Were are you along the petitioner process? Have they voted. I just want details to better understand why? no harm done. 


My Freemasonry


----------



## Squared_Away (Nov 4, 2013)

I believe they vote either this week or in 2 weeks


~Open Minded~


----------



## BroBook (Nov 4, 2013)

Squared_Away said:


> Would anyone be interested in helping start up a new brotherly fraternity. Let me know.
> 
> 
> ~Open Minded~



Freemasonry is it!!!


My Freemasonry


----------



## Squared_Away (Nov 4, 2013)

There is no Masonic relations


~Open Minded~


----------



## SeattleMason0613 (Nov 4, 2013)

What is the point of it? What's it going to consist of? 


My Freemasonry


----------



## Squared_Away (Nov 4, 2013)

SeattleMason0613 said:


> What is the point of it? What's it going to consist of?
> 
> 
> My Freemasonry



It's going to be a patriotic fraternity. 


~Open Minded~


----------



## Squared_Away (Nov 4, 2013)

Similar to Sons of Liberty or Improved Order of Red Men. Not Masonic at all. Not illegal. 


~Open Minded~


----------



## andrew626 (Nov 4, 2013)

My Freemasonry

Ugh uh ....next


----------



## Squared_Away (Nov 4, 2013)




----------



## andrew626 (Nov 4, 2013)

Sorry if it offended you, not my intentions..I cant find a masonic connection to the sterling knights.practice what you preach

My Freemasonry


----------



## Squared_Away (Nov 4, 2013)

There is no Masonic connection 


~Open Minded~


----------



## Squared_Away (Nov 4, 2013)

It will not be called The Sterling Knights.

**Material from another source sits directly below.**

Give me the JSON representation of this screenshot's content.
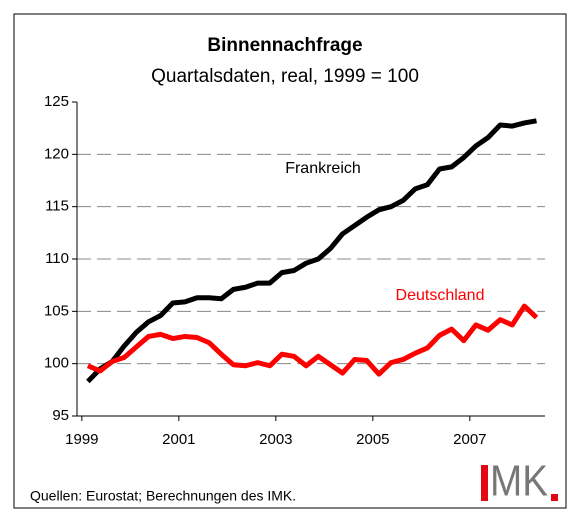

New thread.  


~Open Minded~


----------



## Chaz (Nov 4, 2013)

Squared_Away said:


> It's going to be a patriotic fraternity.
> 
> 
> ~Open Minded~



Just the title "patriotic fraternity" could put you on federal watch lists and make others skeptical in this day and age. Now a small local group or Internet discussion group on subjects such as the constitution, founding fathers, states rights or government history would be beneficial but there's already tons of groups with that same agenda, why start a new fraternity?


My Freemasonry


----------



## Squared_Away (Nov 4, 2013)

Because them groups haven't gone anywhere or done anything. We want to change that. Being on a watch list is fine with me. That means we're doing our job. 


~Open Minded~


----------



## BroBook (Nov 4, 2013)

Squared_Away said:


> Because them groups haven't gone anywhere or done anything. We want to change that. Being on a watch list is fine with me. That means we're doing our job.
> 
> 
> ~Open Minded~



What would be the membership requirements !


My Freemasonry


----------



## Chaz (Nov 4, 2013)

Squared_Away said:


> Because them groups haven't gone anywhere or done anything. We want to change that. Being on a watch list is fine with me. That means we're doing our job.
> 
> 
> ~Open Minded~



Hahaha I can't disagree with any of that. Most of the groups that I'm aware of personally are in the stages of educating the masses and I guess a general awakening, if you will, to the realities of "the state of our society". 


My Freemasonry


----------